ARCHIVE: Clark Preparing PCC Students for Marketing and Retailing Success

WINTERVILLE – For 15 years, Hope V. Clark has been preparing Pitt Community College students for the fast-paced world of marketing and retailing. Thankfully for her, it’s a job that’s proven to be as gratifying as it has time-consuming.
Since joining PCC in 1990, Clark has been Program Coordinator of the college’s Business Administration: Marketing and Retailing Concentration. In that capacity, she has prepared a multitude of students for a variety of rewarding careers – one former student manages a party boat operation in Key West while another oversees a Burlington golf course.
Clark explains that her program is designed to produce graduates who can get the job done in a myriad of workplaces. “My former students are doing a lot of different things,” she said. “It’s wide open as to whatever they want to do.”
Next month, one of Clark’s former students – Brian Moffitt – will be featured in Career Focus. The educational magazine will be mailed to 62,000 Pitt County households and includes photos and details from a visit Clark recently made to Petty Enterprises, Inc., where the 1994 PCC graduate she once instructed is Vice President of Marketing.
“It’s been nice to watch Brian mature and to watch him reach the position he has attained in what I feel has been a short period of time,” Clark said. “I knew he would be a successful person because he was such a hard worker.”
The term ‘hard worker’ is one that could just as easily be applied to Clark. In fact, PCC’s division deans named her the college’s “Joseph E. Downing Award” winner for 2004. The esteemed recognition is given annually to a PCC instructor for teaching excellence.
“That was wonderful,” Clark said of her award. “It’s very nice to be recognized by your peers. It made me feel like I’m doing something right in helping students achieve their goals and that somebody recognized that.”

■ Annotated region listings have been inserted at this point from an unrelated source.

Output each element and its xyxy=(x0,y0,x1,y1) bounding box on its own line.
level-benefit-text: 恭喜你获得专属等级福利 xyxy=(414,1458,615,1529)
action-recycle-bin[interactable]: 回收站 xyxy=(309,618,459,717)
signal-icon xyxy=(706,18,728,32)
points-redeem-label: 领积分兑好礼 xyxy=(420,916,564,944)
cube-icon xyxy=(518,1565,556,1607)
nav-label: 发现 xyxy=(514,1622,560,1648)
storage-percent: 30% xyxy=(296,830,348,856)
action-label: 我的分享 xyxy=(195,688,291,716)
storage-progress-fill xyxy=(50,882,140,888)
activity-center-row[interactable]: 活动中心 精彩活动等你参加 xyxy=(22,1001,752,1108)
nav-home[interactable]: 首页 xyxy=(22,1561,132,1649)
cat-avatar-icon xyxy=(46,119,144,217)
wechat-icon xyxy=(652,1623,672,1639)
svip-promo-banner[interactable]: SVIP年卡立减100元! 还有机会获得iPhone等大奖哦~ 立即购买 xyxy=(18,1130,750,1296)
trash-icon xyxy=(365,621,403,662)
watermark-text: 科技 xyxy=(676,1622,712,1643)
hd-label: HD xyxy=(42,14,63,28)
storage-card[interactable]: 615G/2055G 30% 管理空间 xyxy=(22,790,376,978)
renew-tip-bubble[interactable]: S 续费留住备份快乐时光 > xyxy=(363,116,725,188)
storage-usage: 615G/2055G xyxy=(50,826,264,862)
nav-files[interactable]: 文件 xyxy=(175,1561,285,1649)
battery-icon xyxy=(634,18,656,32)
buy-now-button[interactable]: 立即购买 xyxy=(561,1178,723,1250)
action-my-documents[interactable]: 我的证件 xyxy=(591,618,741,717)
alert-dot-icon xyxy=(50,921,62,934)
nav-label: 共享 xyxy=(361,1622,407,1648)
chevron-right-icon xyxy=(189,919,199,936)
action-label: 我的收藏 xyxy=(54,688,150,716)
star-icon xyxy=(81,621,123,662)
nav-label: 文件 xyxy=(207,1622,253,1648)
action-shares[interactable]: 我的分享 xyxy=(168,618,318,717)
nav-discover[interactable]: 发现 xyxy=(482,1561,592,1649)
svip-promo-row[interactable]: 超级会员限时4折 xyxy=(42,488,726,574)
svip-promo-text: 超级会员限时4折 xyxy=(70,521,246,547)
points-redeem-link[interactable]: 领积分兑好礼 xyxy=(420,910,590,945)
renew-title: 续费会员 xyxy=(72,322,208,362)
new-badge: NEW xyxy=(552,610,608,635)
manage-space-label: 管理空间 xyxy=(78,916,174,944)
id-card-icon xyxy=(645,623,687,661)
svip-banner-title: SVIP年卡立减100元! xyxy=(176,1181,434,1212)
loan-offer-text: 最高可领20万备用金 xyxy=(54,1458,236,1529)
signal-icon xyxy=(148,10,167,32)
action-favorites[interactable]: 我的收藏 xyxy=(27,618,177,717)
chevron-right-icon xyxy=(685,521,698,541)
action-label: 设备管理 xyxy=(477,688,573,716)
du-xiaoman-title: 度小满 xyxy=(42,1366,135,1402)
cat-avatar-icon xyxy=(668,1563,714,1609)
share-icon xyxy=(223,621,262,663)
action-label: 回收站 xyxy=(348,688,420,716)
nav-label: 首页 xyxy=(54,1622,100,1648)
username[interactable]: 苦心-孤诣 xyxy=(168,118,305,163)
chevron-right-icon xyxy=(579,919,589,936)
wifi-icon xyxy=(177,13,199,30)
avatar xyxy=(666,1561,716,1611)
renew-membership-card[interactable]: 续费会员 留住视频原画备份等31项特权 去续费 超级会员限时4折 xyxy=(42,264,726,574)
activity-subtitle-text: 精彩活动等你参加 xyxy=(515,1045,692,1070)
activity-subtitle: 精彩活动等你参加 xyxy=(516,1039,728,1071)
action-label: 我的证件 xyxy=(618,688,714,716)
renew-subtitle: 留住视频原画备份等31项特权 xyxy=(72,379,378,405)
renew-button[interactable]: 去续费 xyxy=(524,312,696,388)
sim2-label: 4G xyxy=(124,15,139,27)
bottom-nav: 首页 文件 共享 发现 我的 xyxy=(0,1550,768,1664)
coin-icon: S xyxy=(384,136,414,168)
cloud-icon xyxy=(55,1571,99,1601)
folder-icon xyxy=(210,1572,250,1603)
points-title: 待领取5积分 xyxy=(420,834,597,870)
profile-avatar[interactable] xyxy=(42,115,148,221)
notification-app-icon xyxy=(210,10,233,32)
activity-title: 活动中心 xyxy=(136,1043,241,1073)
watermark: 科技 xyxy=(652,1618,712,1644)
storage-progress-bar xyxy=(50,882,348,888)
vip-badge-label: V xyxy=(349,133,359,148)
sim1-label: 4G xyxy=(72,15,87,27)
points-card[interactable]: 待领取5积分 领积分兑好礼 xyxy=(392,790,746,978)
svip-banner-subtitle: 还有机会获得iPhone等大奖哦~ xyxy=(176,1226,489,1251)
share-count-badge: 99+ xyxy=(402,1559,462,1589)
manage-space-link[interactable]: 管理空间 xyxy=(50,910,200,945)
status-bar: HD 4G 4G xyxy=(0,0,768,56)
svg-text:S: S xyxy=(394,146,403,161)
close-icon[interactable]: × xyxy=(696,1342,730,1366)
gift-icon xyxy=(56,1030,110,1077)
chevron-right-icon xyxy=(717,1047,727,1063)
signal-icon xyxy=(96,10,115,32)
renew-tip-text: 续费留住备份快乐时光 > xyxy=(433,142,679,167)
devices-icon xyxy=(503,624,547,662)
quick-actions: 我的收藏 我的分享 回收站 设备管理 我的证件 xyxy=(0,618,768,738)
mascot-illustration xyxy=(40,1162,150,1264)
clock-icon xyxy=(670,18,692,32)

Utilizing hands-on activities (“I’m big on projects,” Clark says.) and classroom lectures, Clark emphasizes teamwork and good communication while striving to reach each of her students “regardless of their individual learning styles.” She teaches 10 of the courses (some through the Internet) needed for an associate’s degree, including Principles of Marketing, Retailing, Advertising and Sales Promotion, and Visual Merchandising.
Away from the classroom, Clark is equally active at Pitt. She is a member of the PCC Foundation Board and, as such, participates in several fund-raising projects each year, including the Down East Boat Show, scholarship auction, and Holiday Show. “Everything the board does,” she says, “I am there.”
Clark is also PCC’s Delta Epsilon Chi advisor. The organization for students in Pitt’s Marketing and Retailing curriculum raises money each year for Toys for Tots and helps facilitate a pair of high school DECA events.
Without question, Clark’s slate is full, but she takes pleasure in her work and PCC. “I like working here; I enjoy it,” Clark said. “I like working with the students and seeing them realize their goals and knowing that I played at least a small part in it. It’s nice to have them call me (after they graduate) and say, ‘Thank you.'”
A Murfreesboro native, Clark has lived in Pitt County for more than 10 years. She and her husband, Bobby, live near Macclesfield.